The nowadays Dublin based DJ came up the slow way spinning at warehouse parties in Birmingham and later a DJ residency at Café Mambo in Ibiza, where he earned £100 a week.

"To be honest, I'm not really comfortable with the fame side but someone in my position has too deal with it. The fact of the matter is, I haven't gone into this DJing career for the wrong reasons, I've done it for my absolute love of the music and the scene," he said.

"I'm not driven to be like anybody else, the most important thing is to be appreciated for what you do. Success is nice but there are different pressures whatever level you're at. I'd just like to enjoy my lifestyle and become secure with it, like anybody."

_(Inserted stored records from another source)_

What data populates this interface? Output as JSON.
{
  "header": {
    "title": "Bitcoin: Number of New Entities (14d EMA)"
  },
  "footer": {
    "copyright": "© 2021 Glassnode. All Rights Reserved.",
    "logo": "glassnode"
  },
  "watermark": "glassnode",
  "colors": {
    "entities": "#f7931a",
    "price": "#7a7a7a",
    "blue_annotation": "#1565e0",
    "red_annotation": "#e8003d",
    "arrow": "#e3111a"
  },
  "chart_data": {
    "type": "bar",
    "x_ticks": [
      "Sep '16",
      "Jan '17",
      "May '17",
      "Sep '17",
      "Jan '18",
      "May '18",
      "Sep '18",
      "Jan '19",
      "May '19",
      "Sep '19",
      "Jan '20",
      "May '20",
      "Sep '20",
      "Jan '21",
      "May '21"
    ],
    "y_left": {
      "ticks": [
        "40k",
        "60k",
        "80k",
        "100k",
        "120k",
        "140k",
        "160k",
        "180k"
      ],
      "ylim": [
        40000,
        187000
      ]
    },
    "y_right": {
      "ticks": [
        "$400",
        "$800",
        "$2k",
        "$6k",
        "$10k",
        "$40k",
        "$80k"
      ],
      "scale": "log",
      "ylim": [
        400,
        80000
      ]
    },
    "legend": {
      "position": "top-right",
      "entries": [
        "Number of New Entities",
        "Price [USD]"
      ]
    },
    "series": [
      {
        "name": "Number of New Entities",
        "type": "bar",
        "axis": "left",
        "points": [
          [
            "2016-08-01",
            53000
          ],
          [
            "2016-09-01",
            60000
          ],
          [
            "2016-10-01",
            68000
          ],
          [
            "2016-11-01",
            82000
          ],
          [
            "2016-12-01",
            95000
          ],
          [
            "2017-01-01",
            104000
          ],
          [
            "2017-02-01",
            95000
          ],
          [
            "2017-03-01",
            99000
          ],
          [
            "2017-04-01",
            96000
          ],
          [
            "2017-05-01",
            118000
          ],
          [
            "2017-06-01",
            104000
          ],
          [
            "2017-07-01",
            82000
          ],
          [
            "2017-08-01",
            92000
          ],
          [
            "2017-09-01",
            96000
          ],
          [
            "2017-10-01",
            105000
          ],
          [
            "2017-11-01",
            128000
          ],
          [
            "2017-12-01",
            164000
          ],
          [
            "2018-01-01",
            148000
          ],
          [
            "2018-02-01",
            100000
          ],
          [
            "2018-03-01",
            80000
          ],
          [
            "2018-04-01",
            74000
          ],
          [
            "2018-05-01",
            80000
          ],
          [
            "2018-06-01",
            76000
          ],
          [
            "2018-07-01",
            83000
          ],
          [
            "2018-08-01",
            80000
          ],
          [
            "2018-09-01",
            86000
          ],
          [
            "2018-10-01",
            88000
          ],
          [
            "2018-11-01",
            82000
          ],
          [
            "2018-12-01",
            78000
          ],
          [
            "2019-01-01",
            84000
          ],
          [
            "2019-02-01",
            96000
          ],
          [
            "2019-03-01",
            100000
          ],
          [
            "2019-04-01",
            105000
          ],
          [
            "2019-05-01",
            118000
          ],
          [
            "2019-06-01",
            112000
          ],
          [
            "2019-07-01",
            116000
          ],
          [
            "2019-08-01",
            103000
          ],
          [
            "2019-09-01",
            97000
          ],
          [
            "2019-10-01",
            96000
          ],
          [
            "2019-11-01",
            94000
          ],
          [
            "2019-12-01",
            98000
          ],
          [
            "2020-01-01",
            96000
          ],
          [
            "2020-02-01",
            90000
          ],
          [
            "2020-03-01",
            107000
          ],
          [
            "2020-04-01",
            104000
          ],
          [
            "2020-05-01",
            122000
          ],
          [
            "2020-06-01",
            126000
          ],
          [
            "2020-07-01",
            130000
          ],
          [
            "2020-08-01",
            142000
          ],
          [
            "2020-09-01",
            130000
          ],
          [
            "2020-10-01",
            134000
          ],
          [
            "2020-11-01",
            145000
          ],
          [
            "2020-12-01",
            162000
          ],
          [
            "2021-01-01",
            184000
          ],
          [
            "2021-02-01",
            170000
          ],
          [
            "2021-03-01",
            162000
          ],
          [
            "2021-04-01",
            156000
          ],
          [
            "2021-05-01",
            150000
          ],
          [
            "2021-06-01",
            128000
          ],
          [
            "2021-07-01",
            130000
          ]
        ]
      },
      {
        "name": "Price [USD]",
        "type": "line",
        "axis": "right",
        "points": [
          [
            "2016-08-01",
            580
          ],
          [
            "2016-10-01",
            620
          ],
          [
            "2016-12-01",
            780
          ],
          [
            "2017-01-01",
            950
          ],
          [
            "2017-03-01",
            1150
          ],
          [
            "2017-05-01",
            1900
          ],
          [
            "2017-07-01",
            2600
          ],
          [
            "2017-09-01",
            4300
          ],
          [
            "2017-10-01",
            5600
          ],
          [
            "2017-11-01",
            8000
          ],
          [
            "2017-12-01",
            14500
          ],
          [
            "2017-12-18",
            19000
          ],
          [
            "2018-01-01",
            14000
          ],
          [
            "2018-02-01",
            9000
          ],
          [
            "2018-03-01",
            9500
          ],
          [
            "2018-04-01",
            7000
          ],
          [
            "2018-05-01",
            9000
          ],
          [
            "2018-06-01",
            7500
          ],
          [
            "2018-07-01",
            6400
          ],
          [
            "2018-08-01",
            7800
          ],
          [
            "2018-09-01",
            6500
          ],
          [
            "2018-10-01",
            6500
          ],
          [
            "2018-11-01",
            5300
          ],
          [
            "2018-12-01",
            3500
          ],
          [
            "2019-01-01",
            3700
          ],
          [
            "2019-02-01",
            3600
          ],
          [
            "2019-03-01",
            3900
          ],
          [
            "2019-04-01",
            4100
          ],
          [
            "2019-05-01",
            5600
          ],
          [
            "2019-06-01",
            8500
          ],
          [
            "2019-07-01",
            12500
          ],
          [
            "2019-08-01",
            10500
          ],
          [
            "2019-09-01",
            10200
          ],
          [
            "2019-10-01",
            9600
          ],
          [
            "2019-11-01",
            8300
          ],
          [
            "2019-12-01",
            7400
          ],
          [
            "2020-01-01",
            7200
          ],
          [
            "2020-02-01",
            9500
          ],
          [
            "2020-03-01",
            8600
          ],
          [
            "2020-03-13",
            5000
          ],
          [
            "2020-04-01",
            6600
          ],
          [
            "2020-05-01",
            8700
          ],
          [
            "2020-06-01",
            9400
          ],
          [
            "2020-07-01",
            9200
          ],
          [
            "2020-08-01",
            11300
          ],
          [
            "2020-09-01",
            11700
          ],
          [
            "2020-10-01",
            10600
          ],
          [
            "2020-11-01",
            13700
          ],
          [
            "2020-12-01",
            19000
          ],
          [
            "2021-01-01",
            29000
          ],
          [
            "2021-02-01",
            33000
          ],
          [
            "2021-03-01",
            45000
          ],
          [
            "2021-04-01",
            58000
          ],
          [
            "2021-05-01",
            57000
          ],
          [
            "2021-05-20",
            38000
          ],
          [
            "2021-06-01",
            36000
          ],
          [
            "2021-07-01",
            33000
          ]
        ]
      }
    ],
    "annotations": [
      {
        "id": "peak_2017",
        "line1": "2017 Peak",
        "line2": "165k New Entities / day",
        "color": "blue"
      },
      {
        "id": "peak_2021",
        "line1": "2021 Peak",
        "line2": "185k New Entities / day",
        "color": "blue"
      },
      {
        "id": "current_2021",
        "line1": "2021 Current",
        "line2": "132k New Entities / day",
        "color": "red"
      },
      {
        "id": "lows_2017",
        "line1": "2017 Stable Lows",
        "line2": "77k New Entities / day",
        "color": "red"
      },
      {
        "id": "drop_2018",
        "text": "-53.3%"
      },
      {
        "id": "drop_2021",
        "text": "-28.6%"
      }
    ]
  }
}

His dismissive take on mainstream face and fortune matched that of LCD Soundsystem mainman James Murphy who passed up the opportunity to become a staff writer on the first series of TV sitcom Seinfeld, in favour of playing guitar and smoking pot. The nowadays successful electro-disco star revealed that he didn't even realize his TV chance until ten years later when he was sleeping on an inflatable mattress on the floor of his office, broke.

"I was homeless and penniless, so I was like 'Wow, so instead of having no money at all, I could have had 40 million dollars and maybe graduated to Associate Producer. But my consolation was if I'd done it I would have been a horrible c**t," he told London magazine Stool Pigeon.

"I would have been living in LA, I would have been believing the hype- hard. Because I never would have sunk to the bottom of failure, which I think made me feel like a human."